We see nothing in this registration tending to prove the type of commodities which Plaintiff is seeking to have added to his grandfather rights in this case, bundled iron and steel and palletized firebrick.
Plaintiff seeks one other item of relief. Its original certificate contained a comma after the words “heavy machinery”, thus reading “heavy machinery, and such commodities * * * ”. In later years, in reissuing consolidated certificates, the Commission omitted the comma. Plaintiff requested the restoration of the comma in his petition. There was no opposition to such request, and the Commission saw no justification for restoring it, since it held that the restoration of the comma would neither enlarge nor shrink the certificate in question.
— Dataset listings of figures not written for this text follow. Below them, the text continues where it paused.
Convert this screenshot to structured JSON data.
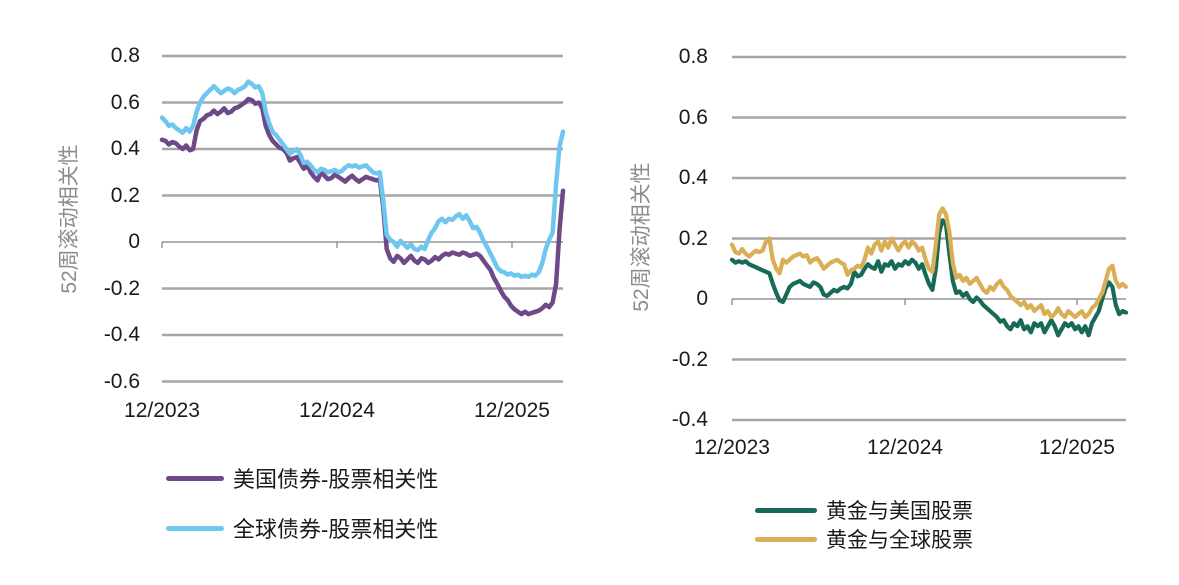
{
  "page": {
    "background": "#ffffff"
  },
  "chart_data": [
    {
      "type": "line",
      "title": "",
      "xlabel": "",
      "ylabel": "52周滚动相关性",
      "x_tick_labels": [
        "12/2023",
        "12/2024",
        "12/2025"
      ],
      "y_tick_labels": [
        "0.8",
        "0.6",
        "0.4",
        "0.2",
        "0",
        "-0.2",
        "-0.4",
        "-0.6"
      ],
      "y_tick_values": [
        0.8,
        0.6,
        0.4,
        0.2,
        0,
        -0.2,
        -0.4,
        -0.6
      ],
      "ylim": [
        -0.7,
        0.9
      ],
      "grid": "horizontal",
      "legend_position": "bottom",
      "grid_color": "#a6a6a6",
      "axis_color": "#7f7f7f",
      "series": [
        {
          "name": "美国债券-股票相关性",
          "color": "#6d4a87",
          "values": [
            0.44,
            0.435,
            0.42,
            0.43,
            0.425,
            0.41,
            0.4,
            0.415,
            0.395,
            0.4,
            0.48,
            0.52,
            0.53,
            0.545,
            0.55,
            0.565,
            0.55,
            0.56,
            0.575,
            0.555,
            0.56,
            0.575,
            0.58,
            0.59,
            0.6,
            0.615,
            0.61,
            0.595,
            0.6,
            0.575,
            0.5,
            0.46,
            0.435,
            0.42,
            0.405,
            0.4,
            0.385,
            0.35,
            0.36,
            0.365,
            0.34,
            0.315,
            0.33,
            0.3,
            0.28,
            0.265,
            0.3,
            0.285,
            0.27,
            0.275,
            0.29,
            0.28,
            0.27,
            0.26,
            0.275,
            0.285,
            0.27,
            0.26,
            0.27,
            0.28,
            0.275,
            0.27,
            0.265,
            0.27,
            0.15,
            -0.03,
            -0.07,
            -0.085,
            -0.06,
            -0.07,
            -0.09,
            -0.075,
            -0.06,
            -0.08,
            -0.09,
            -0.07,
            -0.075,
            -0.09,
            -0.08,
            -0.065,
            -0.075,
            -0.06,
            -0.05,
            -0.055,
            -0.045,
            -0.05,
            -0.055,
            -0.045,
            -0.05,
            -0.06,
            -0.055,
            -0.05,
            -0.06,
            -0.08,
            -0.1,
            -0.12,
            -0.155,
            -0.18,
            -0.21,
            -0.235,
            -0.25,
            -0.275,
            -0.29,
            -0.3,
            -0.31,
            -0.3,
            -0.31,
            -0.305,
            -0.3,
            -0.295,
            -0.285,
            -0.27,
            -0.28,
            -0.26,
            -0.18,
            0.05,
            0.22
          ]
        },
        {
          "name": "全球债券-股票相关性",
          "color": "#6fc6ef",
          "values": [
            0.535,
            0.52,
            0.5,
            0.505,
            0.49,
            0.48,
            0.47,
            0.49,
            0.475,
            0.5,
            0.56,
            0.6,
            0.625,
            0.64,
            0.655,
            0.67,
            0.655,
            0.64,
            0.65,
            0.66,
            0.655,
            0.64,
            0.655,
            0.66,
            0.67,
            0.69,
            0.68,
            0.665,
            0.67,
            0.64,
            0.56,
            0.51,
            0.475,
            0.46,
            0.44,
            0.42,
            0.4,
            0.38,
            0.39,
            0.4,
            0.375,
            0.34,
            0.345,
            0.33,
            0.31,
            0.3,
            0.315,
            0.31,
            0.3,
            0.305,
            0.31,
            0.3,
            0.305,
            0.32,
            0.33,
            0.325,
            0.33,
            0.32,
            0.325,
            0.33,
            0.315,
            0.3,
            0.295,
            0.3,
            0.18,
            0.03,
            0.01,
            0.0,
            -0.02,
            0.005,
            -0.01,
            -0.025,
            -0.01,
            -0.03,
            -0.035,
            -0.02,
            -0.03,
            0.01,
            0.04,
            0.06,
            0.09,
            0.1,
            0.085,
            0.1,
            0.095,
            0.11,
            0.12,
            0.1,
            0.115,
            0.09,
            0.06,
            0.065,
            0.04,
            0.005,
            -0.02,
            -0.05,
            -0.08,
            -0.11,
            -0.125,
            -0.13,
            -0.14,
            -0.135,
            -0.145,
            -0.14,
            -0.15,
            -0.145,
            -0.15,
            -0.14,
            -0.145,
            -0.13,
            -0.09,
            -0.03,
            0.01,
            0.04,
            0.25,
            0.41,
            0.475
          ]
        }
      ]
    },
    {
      "type": "line",
      "title": "",
      "xlabel": "",
      "ylabel": "52周滚动相关性",
      "x_tick_labels": [
        "12/2023",
        "12/2024",
        "12/2025"
      ],
      "y_tick_labels": [
        "0.8",
        "0.6",
        "0.4",
        "0.2",
        "0",
        "-0.2",
        "-0.4"
      ],
      "y_tick_values": [
        0.8,
        0.6,
        0.4,
        0.2,
        0,
        -0.2,
        -0.4
      ],
      "ylim": [
        -0.5,
        0.9
      ],
      "grid": "horizontal",
      "legend_position": "bottom",
      "grid_color": "#a6a6a6",
      "axis_color": "#7f7f7f",
      "series": [
        {
          "name": "黄金与美国股票",
          "color": "#186a58",
          "values": [
            0.13,
            0.12,
            0.125,
            0.12,
            0.125,
            0.115,
            0.11,
            0.105,
            0.1,
            0.095,
            0.09,
            0.085,
            0.05,
            0.02,
            -0.005,
            -0.01,
            0.015,
            0.04,
            0.05,
            0.055,
            0.06,
            0.05,
            0.045,
            0.04,
            0.055,
            0.05,
            0.04,
            0.015,
            0.01,
            0.02,
            0.03,
            0.025,
            0.035,
            0.04,
            0.035,
            0.05,
            0.09,
            0.075,
            0.08,
            0.1,
            0.115,
            0.105,
            0.1,
            0.125,
            0.09,
            0.115,
            0.11,
            0.125,
            0.1,
            0.115,
            0.11,
            0.125,
            0.115,
            0.13,
            0.12,
            0.1,
            0.115,
            0.08,
            0.05,
            0.03,
            0.1,
            0.22,
            0.26,
            0.245,
            0.15,
            0.06,
            0.02,
            0.025,
            0.01,
            0.02,
            0.0,
            -0.01,
            0.005,
            -0.005,
            -0.02,
            -0.03,
            -0.04,
            -0.05,
            -0.06,
            -0.075,
            -0.07,
            -0.09,
            -0.1,
            -0.08,
            -0.09,
            -0.07,
            -0.1,
            -0.09,
            -0.11,
            -0.08,
            -0.09,
            -0.08,
            -0.11,
            -0.09,
            -0.07,
            -0.09,
            -0.12,
            -0.1,
            -0.08,
            -0.09,
            -0.08,
            -0.1,
            -0.09,
            -0.11,
            -0.09,
            -0.12,
            -0.08,
            -0.06,
            -0.04,
            0.0,
            0.035,
            0.055,
            0.04,
            -0.02,
            -0.05,
            -0.04,
            -0.045
          ]
        },
        {
          "name": "黄金与全球股票",
          "color": "#d9ae55",
          "values": [
            0.18,
            0.155,
            0.15,
            0.165,
            0.15,
            0.14,
            0.15,
            0.16,
            0.155,
            0.16,
            0.19,
            0.2,
            0.13,
            0.1,
            0.085,
            0.13,
            0.12,
            0.13,
            0.14,
            0.145,
            0.15,
            0.14,
            0.145,
            0.12,
            0.13,
            0.135,
            0.12,
            0.1,
            0.11,
            0.12,
            0.125,
            0.13,
            0.12,
            0.115,
            0.08,
            0.095,
            0.1,
            0.11,
            0.105,
            0.13,
            0.17,
            0.15,
            0.18,
            0.19,
            0.16,
            0.19,
            0.17,
            0.2,
            0.18,
            0.16,
            0.18,
            0.19,
            0.17,
            0.19,
            0.18,
            0.16,
            0.17,
            0.13,
            0.1,
            0.09,
            0.18,
            0.28,
            0.3,
            0.28,
            0.22,
            0.12,
            0.07,
            0.08,
            0.06,
            0.07,
            0.05,
            0.06,
            0.07,
            0.05,
            0.03,
            0.02,
            0.04,
            0.03,
            0.05,
            0.06,
            0.04,
            0.03,
            0.01,
            0.0,
            -0.01,
            -0.02,
            -0.01,
            -0.03,
            -0.02,
            -0.04,
            -0.03,
            -0.02,
            -0.05,
            -0.04,
            -0.06,
            -0.05,
            -0.03,
            -0.05,
            -0.06,
            -0.04,
            -0.05,
            -0.06,
            -0.05,
            -0.04,
            -0.06,
            -0.05,
            -0.03,
            -0.02,
            0.0,
            0.02,
            0.06,
            0.1,
            0.11,
            0.06,
            0.04,
            0.05,
            0.04
          ]
        }
      ]
    }
  ]
}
Plaintiff contends that the comma had meaning to the members of the Commission at the time they placed it there, and it contends that it has meaning for Dillner, to distinguish heavy machinery on the one hand and the special equipment phrase which follows it. We believe that the Commission’s action in removing the comma was arbitrary, and that Plaintiff is entitled to have it restored, for whatever construction it may assist. It is obvious that the Commission intends to construe the rights as being the same, with or without the comma. We do not know what position Plaintiff may take in the future, but we believe that he is entitled to a statement of his rights in the same language and the same punctuation as originally given him.
For the reasons above stated the action of Plaintiff will be dismissed, except in the particular herein noted.